In the tenth of a series of reports contributed by Cambridge researchers, PhD student Robert Hird pitches his tent next to a gas crater in Turkmenistan in the course of his studies on the stability of saline soils.
...I spent most of the time at the crater’s edge, mesmerised by the hissing flames emitted from tiny fissures scattered around the crater’s base and occasional blasts of hot air as the wind changed direction."
I was surprised to find that the road north was paved, surrounded as it was by a barren, gently undulating landscape of scrub and sand. A railway line ran parallel but was a poor travel option. Infrequent trains moved only slowly, on tracks rumoured to be laid without proper foundations. I was travelling with a local driver and a Turkmen guide towards the ancient city of Konye Urgench in search of inland saline soil deposits.
The bleak and unforgiving landscape was a stark contrast to the gleaming white metropolis of Ashgabat, the capital city of Turkmenistan, from which I had set out from earlier in the day. Ashgabat is a relatively young modern city with many public buildings and mosques clad in imported Italian marble but intertwined with relics of its former history under the Soviet Union. The streets are laid out as tree-lined boulevards with air-conditioned bus stops, chrome-plated traffic lights and small wooded parks containing statues of Lenin and Pushkin, a far cry from the emptiness of the Kara Kum or ’Black Sands’ desert through which we now drove.
I was in Turkmenistan on a reconnaissance mission to locate sampling sites for inland saline deposits known as playa, or locally as tugai.

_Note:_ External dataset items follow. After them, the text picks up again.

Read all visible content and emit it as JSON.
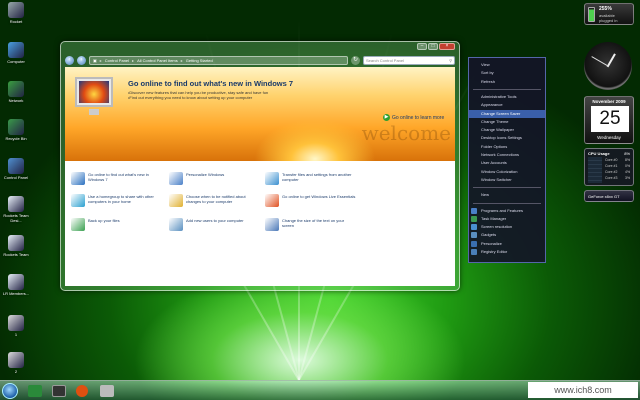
{
  "desktop_icons": [
    {
      "label": "Rocket",
      "color": "#9aa"
    },
    {
      "label": "Computer",
      "color": "#4aa0e0"
    },
    {
      "label": "Network",
      "color": "#3aa040"
    },
    {
      "label": "Recycle Bin",
      "color": "#3a9a4a"
    },
    {
      "label": "Control Panel",
      "color": "#5090d0"
    },
    {
      "label": "Rockets Team Desi...",
      "color": "#e8f0f8"
    },
    {
      "label": "Rockets Team",
      "color": "#e8f0f8"
    },
    {
      "label": "LR Members...",
      "color": "#e8f0f8"
    },
    {
      "label": "1",
      "color": "#ddd"
    },
    {
      "label": "2",
      "color": "#ddd"
    }
  ],
  "window": {
    "address": [
      "Control Panel",
      "All Control Panel Items",
      "Getting Started"
    ],
    "search_placeholder": "Search Control Panel",
    "banner": {
      "title": "Go online to find out what's new in Windows 7",
      "bullets": [
        "Discover new features that can help you be productive, stay safe and have fun",
        "Find out everything you need to know about setting up your computer"
      ],
      "learn_more": "Go online to learn more",
      "watermark": "welcome"
    },
    "tasks": [
      {
        "label": "Go online to find out what's new in Windows 7",
        "color": "#2a70c0"
      },
      {
        "label": "Personalize Windows",
        "color": "#4a80c8"
      },
      {
        "label": "Transfer files and settings from another computer",
        "color": "#3a90d0"
      },
      {
        "label": "Use a homegroup to share with other computers in your home",
        "color": "#2aa0d0"
      },
      {
        "label": "Choose when to be notified about changes to your computer",
        "color": "#e0b030"
      },
      {
        "label": "Go online to get Windows Live Essentials",
        "color": "#e05020"
      },
      {
        "label": "Back up your files",
        "color": "#3aa050"
      },
      {
        "label": "Add new users to your computer",
        "color": "#5a90c0"
      },
      {
        "label": "Change the size of the text on your screen",
        "color": "#4a78b8"
      }
    ]
  },
  "context_menu": {
    "items": [
      {
        "label": "View",
        "highlight": false,
        "icon": ""
      },
      {
        "label": "Sort by",
        "highlight": false,
        "icon": ""
      },
      {
        "label": "Refresh",
        "highlight": false,
        "icon": ""
      },
      {
        "label": "",
        "highlight": false,
        "icon": "separator"
      },
      {
        "label": "Administrative Tools",
        "highlight": false,
        "icon": ""
      },
      {
        "label": "Appearance",
        "highlight": false,
        "icon": ""
      },
      {
        "label": "Change Screen Saver",
        "highlight": true,
        "icon": ""
      },
      {
        "label": "Change Theme",
        "highlight": false,
        "icon": ""
      },
      {
        "label": "Change Wallpaper",
        "highlight": false,
        "icon": ""
      },
      {
        "label": "Desktop Icons Settings",
        "highlight": false,
        "icon": ""
      },
      {
        "label": "Folder Options",
        "highlight": false,
        "icon": ""
      },
      {
        "label": "Network Connections",
        "highlight": false,
        "icon": ""
      },
      {
        "label": "User Accounts",
        "highlight": false,
        "icon": ""
      },
      {
        "label": "Window Colorization",
        "highlight": false,
        "icon": ""
      },
      {
        "label": "Window Switcher",
        "highlight": false,
        "icon": ""
      },
      {
        "label": "",
        "highlight": false,
        "icon": "separator"
      },
      {
        "label": "New",
        "highlight": false,
        "icon": ""
      },
      {
        "label": "",
        "highlight": false,
        "icon": "separator"
      },
      {
        "label": "Programs and Features",
        "highlight": false,
        "icon": "#4a80c8"
      },
      {
        "label": "Task Manager",
        "highlight": false,
        "icon": "#3a9a50"
      },
      {
        "label": "Screen resolution",
        "highlight": false,
        "icon": "#4a90d0"
      },
      {
        "label": "Gadgets",
        "highlight": false,
        "icon": "#5a90c0"
      },
      {
        "label": "Personalize",
        "highlight": false,
        "icon": "#3a70b0"
      },
      {
        "label": "Registry Editor",
        "highlight": false,
        "icon": "#4a80b8"
      }
    ]
  },
  "gadgets": {
    "battery": {
      "percent": "255%",
      "line1": "available",
      "line2": "plugged in"
    },
    "calendar": {
      "month": "November 2009",
      "day": "25",
      "weekday": "Wednesday"
    },
    "cpu": {
      "title": "CPU Usage",
      "values": [
        "8%",
        "0%",
        "4%",
        "3%"
      ],
      "labels": [
        "Core #0",
        "Core #1",
        "Core #2",
        "Core #3"
      ]
    },
    "gpu": {
      "name": "GeForce x8xx GT"
    }
  },
  "taskbar": {
    "items": [
      "#2a8a3a",
      "#444",
      "#c84010"
    ]
  },
  "site_watermark": "www.ich8.com"
}
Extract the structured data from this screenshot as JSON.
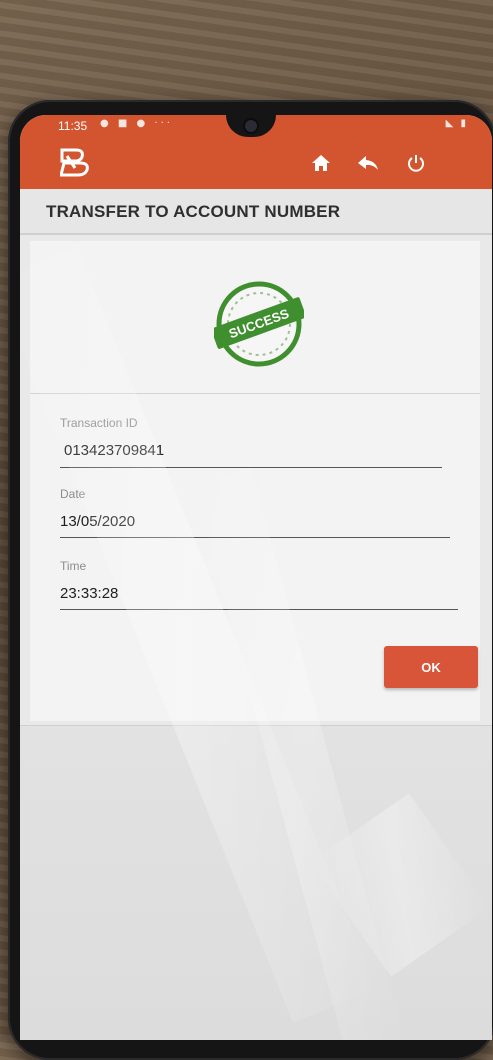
{
  "status_bar": {
    "time": "11:35",
    "left_icons": "● ■ ● ···",
    "right_icons": "◣ ▮"
  },
  "app_bar": {
    "logo_icon": "bank-of-baroda-logo",
    "home_icon": "home-icon",
    "back_icon": "reply-icon",
    "power_icon": "power-icon",
    "brand_color": "#d2552f"
  },
  "page": {
    "title": "TRANSFER TO ACCOUNT NUMBER"
  },
  "result": {
    "stamp_text": "SUCCESS",
    "stamp_color": "#3f8f2f"
  },
  "fields": [
    {
      "label": "Transaction ID",
      "value": "013423709841"
    },
    {
      "label": "Date",
      "value": "13/05/2020"
    },
    {
      "label": "Time",
      "value": "23:33:28"
    }
  ],
  "actions": {
    "ok_label": "OK",
    "ok_color": "#d8553a"
  }
}
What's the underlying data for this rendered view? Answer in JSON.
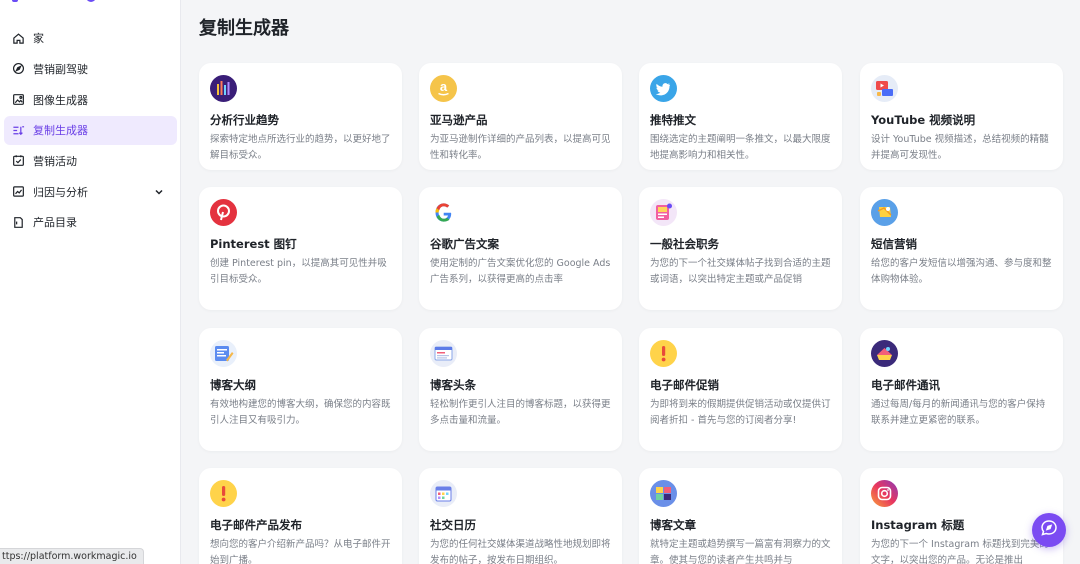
{
  "sidebar": {
    "items": [
      {
        "label": "家",
        "icon": "home-icon"
      },
      {
        "label": "营销副驾驶",
        "icon": "compass-icon"
      },
      {
        "label": "图像生成器",
        "icon": "image-icon"
      },
      {
        "label": "复制生成器",
        "icon": "text-generate-icon",
        "active": true
      },
      {
        "label": "营销活动",
        "icon": "calendar-check-icon"
      },
      {
        "label": "归因与分析",
        "icon": "chart-icon",
        "expandable": true
      },
      {
        "label": "产品目录",
        "icon": "document-icon"
      }
    ],
    "accent_color": "#6a3fe6"
  },
  "status_url": "ttps://platform.workmagic.io",
  "main": {
    "title": "复制生成器",
    "cards": [
      {
        "title": "分析行业趋势",
        "desc": "探索特定地点所选行业的趋势，以更好地了解目标受众。",
        "icon": "trend-bars-icon"
      },
      {
        "title": "亚马逊产品",
        "desc": "为亚马逊制作详细的产品列表，以提高可见性和转化率。",
        "icon": "amazon-icon"
      },
      {
        "title": "推特推文",
        "desc": "围绕选定的主题阐明一条推文，以最大限度地提高影响力和相关性。",
        "icon": "twitter-icon"
      },
      {
        "title": "YouTube 视频说明",
        "desc": "设计 YouTube 视频描述，总结视频的精髓并提高可发现性。",
        "icon": "youtube-icon"
      },
      {
        "title": "Pinterest 图钉",
        "desc": "创建 Pinterest pin，以提高其可见性并吸引目标受众。",
        "icon": "pinterest-icon"
      },
      {
        "title": "谷歌广告文案",
        "desc": "使用定制的广告文案优化您的 Google Ads 广告系列，以获得更高的点击率",
        "icon": "google-icon"
      },
      {
        "title": "一般社会职务",
        "desc": "为您的下一个社交媒体帖子找到合适的主题或词语，以突出特定主题或产品促销",
        "icon": "social-post-icon"
      },
      {
        "title": "短信营销",
        "desc": "给您的客户发短信以增强沟通、参与度和整体购物体验。",
        "icon": "sms-icon"
      },
      {
        "title": "博客大纲",
        "desc": "有效地构建您的博客大纲，确保您的内容既引人注目又有吸引力。",
        "icon": "blog-outline-icon"
      },
      {
        "title": "博客头条",
        "desc": "轻松制作更引人注目的博客标题，以获得更多点击量和流量。",
        "icon": "blog-headline-icon"
      },
      {
        "title": "电子邮件促销",
        "desc": "为即将到来的假期提供促销活动或仅提供订阅者折扣 - 首先与您的订阅者分享!",
        "icon": "email-promo-icon"
      },
      {
        "title": "电子邮件通讯",
        "desc": "通过每周/每月的新闻通讯与您的客户保持联系并建立更紧密的联系。",
        "icon": "newsletter-icon"
      },
      {
        "title": "电子邮件产品发布",
        "desc": "想向您的客户介绍新产品吗？从电子邮件开始到广播。",
        "icon": "product-launch-icon"
      },
      {
        "title": "社交日历",
        "desc": "为您的任何社交媒体渠道战略性地规划即将发布的帖子，按发布日期组织。",
        "icon": "calendar-icon"
      },
      {
        "title": "博客文章",
        "desc": "就特定主题或趋势撰写一篇富有洞察力的文章。使其与您的读者产生共鸣并与",
        "icon": "blog-article-icon"
      },
      {
        "title": "Instagram 标题",
        "desc": "为您的下一个 Instagram 标题找到完美的文字，以突出您的产品。无论是推出",
        "icon": "instagram-icon"
      }
    ]
  },
  "fab_icon": "chat-assistant-icon"
}
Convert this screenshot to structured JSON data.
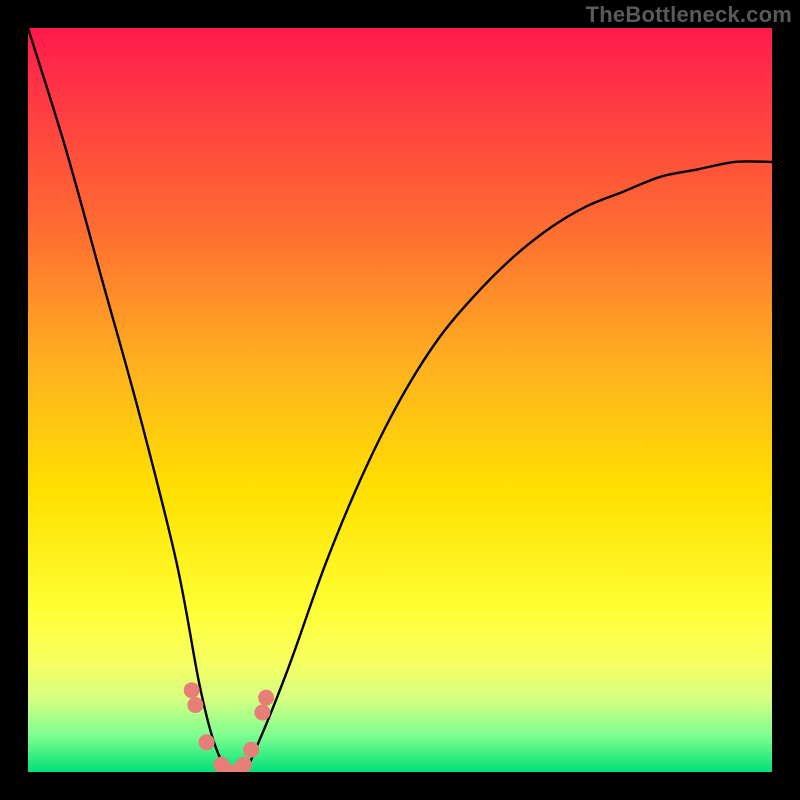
{
  "watermark": "TheBottleneck.com",
  "chart_data": {
    "type": "line",
    "title": "",
    "xlabel": "",
    "ylabel": "",
    "xlim": [
      0,
      100
    ],
    "ylim": [
      0,
      100
    ],
    "grid": false,
    "legend": false,
    "notes": "Bottleneck-style V curve over a vertical red→yellow→green gradient. No axis ticks or numeric labels are visible. Values below are approximate pixel-fraction readings of the black curve's height (0 = bottom, 100 = top) at evenly spaced x positions across the plot area.",
    "series": [
      {
        "name": "bottleneck-curve",
        "x": [
          0,
          5,
          10,
          15,
          20,
          23,
          25,
          27,
          29,
          31,
          35,
          40,
          45,
          50,
          55,
          60,
          65,
          70,
          75,
          80,
          85,
          90,
          95,
          100
        ],
        "values": [
          100,
          84,
          66,
          48,
          28,
          12,
          4,
          0,
          0,
          4,
          14,
          28,
          40,
          50,
          58,
          64,
          69,
          73,
          76,
          78,
          80,
          81,
          82,
          82
        ]
      }
    ],
    "markers": {
      "name": "highlight-dots",
      "color": "#e77e78",
      "points_xy": [
        [
          22,
          11
        ],
        [
          22.5,
          9
        ],
        [
          24,
          4
        ],
        [
          26,
          1
        ],
        [
          27,
          0
        ],
        [
          28,
          0
        ],
        [
          29,
          1
        ],
        [
          30,
          3
        ],
        [
          31.5,
          8
        ],
        [
          32,
          10
        ]
      ]
    },
    "gradient_stops": [
      {
        "pos": 0,
        "color": "#ff1a4d"
      },
      {
        "pos": 12,
        "color": "#ff4040"
      },
      {
        "pos": 28,
        "color": "#ff7030"
      },
      {
        "pos": 45,
        "color": "#ffb020"
      },
      {
        "pos": 62,
        "color": "#ffe000"
      },
      {
        "pos": 78,
        "color": "#ffff33"
      },
      {
        "pos": 85,
        "color": "#f7ff60"
      },
      {
        "pos": 90,
        "color": "#d8ff80"
      },
      {
        "pos": 95,
        "color": "#80ff90"
      },
      {
        "pos": 100,
        "color": "#00e078"
      }
    ]
  }
}
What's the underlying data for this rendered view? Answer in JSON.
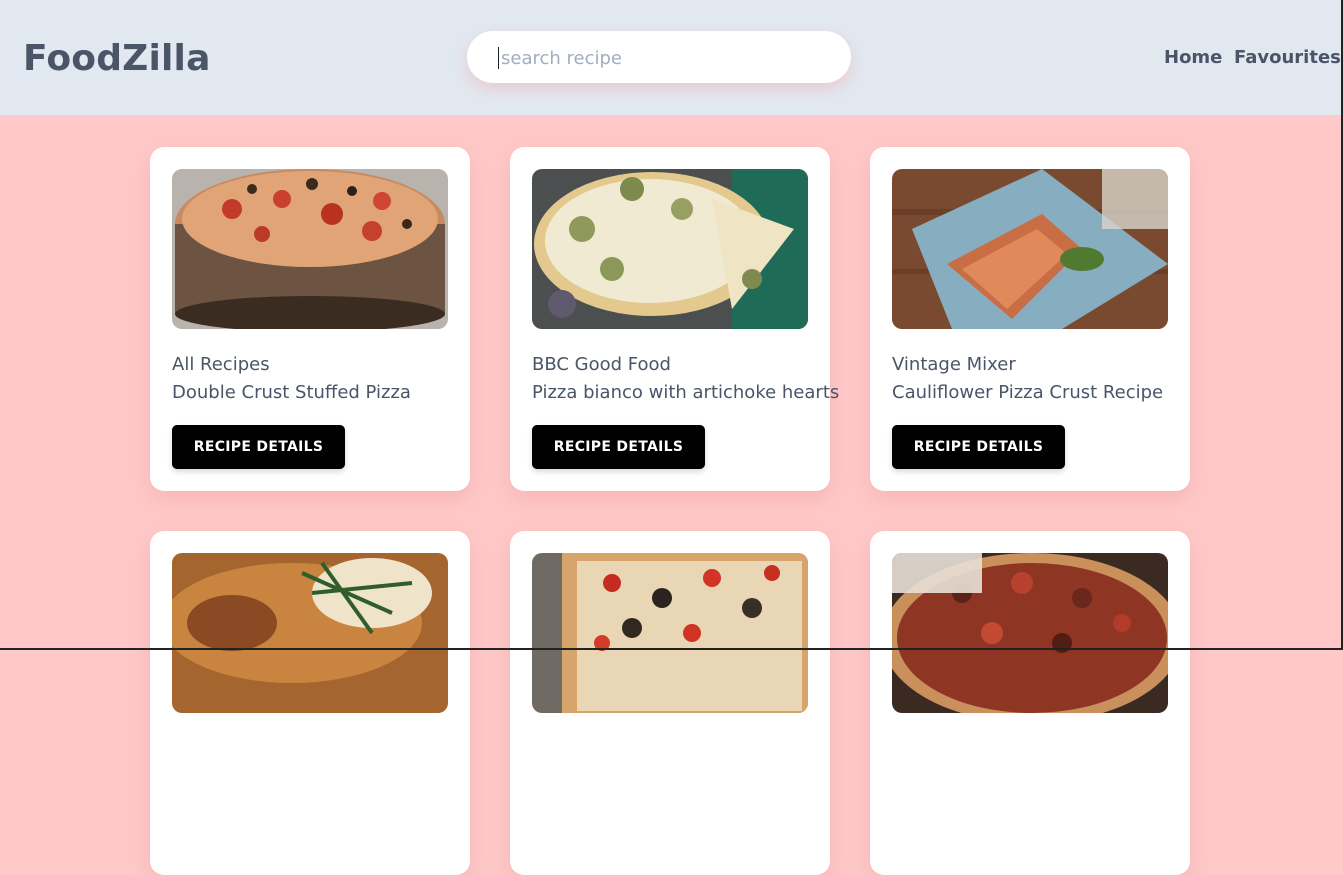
{
  "navbar": {
    "brand": "FoodZilla",
    "search_placeholder": "search recipe",
    "search_value": "",
    "links": [
      "Home",
      "Favourites"
    ]
  },
  "recipes": [
    {
      "source": "All Recipes",
      "title": "Double Crust Stuffed Pizza",
      "button": "RECIPE DETAILS"
    },
    {
      "source": "BBC Good Food",
      "title": "Pizza bianco with artichoke hearts",
      "button": "RECIPE DETAILS"
    },
    {
      "source": "Vintage Mixer",
      "title": "Cauliflower Pizza Crust Recipe",
      "button": "RECIPE DETAILS"
    },
    {
      "source": "",
      "title": "",
      "button": ""
    },
    {
      "source": "",
      "title": "",
      "button": ""
    },
    {
      "source": "",
      "title": "",
      "button": ""
    }
  ],
  "colors": {
    "navbar_bg": "#e2e8f0",
    "page_bg": "#ffc9c9",
    "text": "#4a5568",
    "button_bg": "#000000"
  }
}
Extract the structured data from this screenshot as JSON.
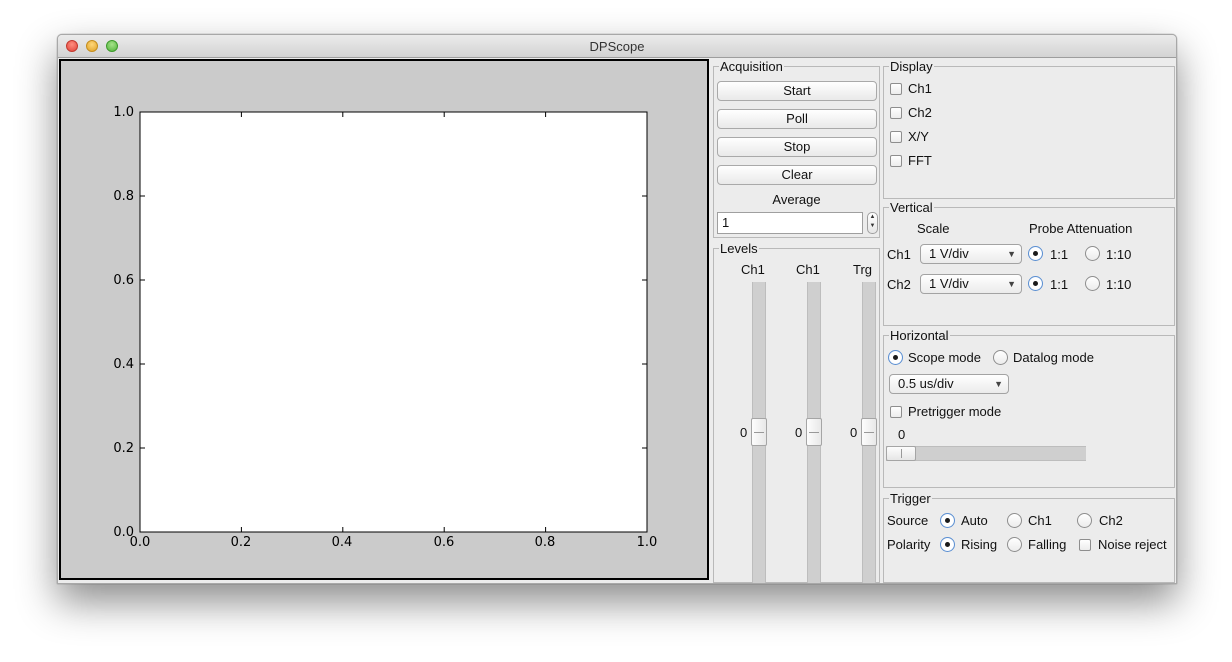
{
  "window": {
    "title": "DPScope"
  },
  "plot": {
    "x_ticks": [
      "0.0",
      "0.2",
      "0.4",
      "0.6",
      "0.8",
      "1.0"
    ],
    "y_ticks": [
      "0.0",
      "0.2",
      "0.4",
      "0.6",
      "0.8",
      "1.0"
    ]
  },
  "chart_data": {
    "type": "line",
    "x": [],
    "series": [],
    "xlim": [
      0.0,
      1.0
    ],
    "ylim": [
      0.0,
      1.0
    ],
    "x_ticks": [
      0.0,
      0.2,
      0.4,
      0.6,
      0.8,
      1.0
    ],
    "y_ticks": [
      0.0,
      0.2,
      0.4,
      0.6,
      0.8,
      1.0
    ],
    "grid": false
  },
  "acquisition": {
    "title": "Acquisition",
    "start": "Start",
    "poll": "Poll",
    "stop": "Stop",
    "clear": "Clear",
    "average_label": "Average",
    "average_value": "1"
  },
  "levels": {
    "title": "Levels",
    "sliders": [
      {
        "label": "Ch1",
        "value": "0"
      },
      {
        "label": "Ch1",
        "value": "0"
      },
      {
        "label": "Trg",
        "value": "0"
      }
    ]
  },
  "display": {
    "title": "Display",
    "options": [
      {
        "label": "Ch1",
        "checked": false
      },
      {
        "label": "Ch2",
        "checked": false
      },
      {
        "label": "X/Y",
        "checked": false
      },
      {
        "label": "FFT",
        "checked": false
      }
    ]
  },
  "vertical": {
    "title": "Vertical",
    "scale_header": "Scale",
    "probe_header": "Probe Attenuation",
    "ch1": {
      "label": "Ch1",
      "scale": "1 V/div",
      "att_a": "1:1",
      "att_b": "1:10"
    },
    "ch2": {
      "label": "Ch2",
      "scale": "1 V/div",
      "att_a": "1:1",
      "att_b": "1:10"
    }
  },
  "horizontal": {
    "title": "Horizontal",
    "scope_mode": "Scope mode",
    "datalog_mode": "Datalog mode",
    "timebase": "0.5 us/div",
    "pretrigger_label": "Pretrigger mode",
    "pretrigger_value": "0"
  },
  "trigger": {
    "title": "Trigger",
    "source_label": "Source",
    "source_auto": "Auto",
    "source_ch1": "Ch1",
    "source_ch2": "Ch2",
    "polarity_label": "Polarity",
    "polarity_rising": "Rising",
    "polarity_falling": "Falling",
    "noise_reject": "Noise reject"
  }
}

The Kara Kum desert, which dominates most of the country, has average annual temperatures between-10°C and 40°C and little (if any) rainfall. Its arid conditions influence the evaporation of groundwater, a process that deposits distinctive layers of natural minerals within its soils. The mechanical properties of saline soils are not well known, but it’s clear that their physical effects can be disastrous for infrastructure placed on and within such soils - occasionally leading to the destabilisation of buildings. Moreover, the stability of these soils is highly sensitive to environmental change. My work, which aims to understand the link between saline soil structure and destabilisation, depends heavily on characterising extremely mineral-rich soil environments such as those found in the Kara Kum desert.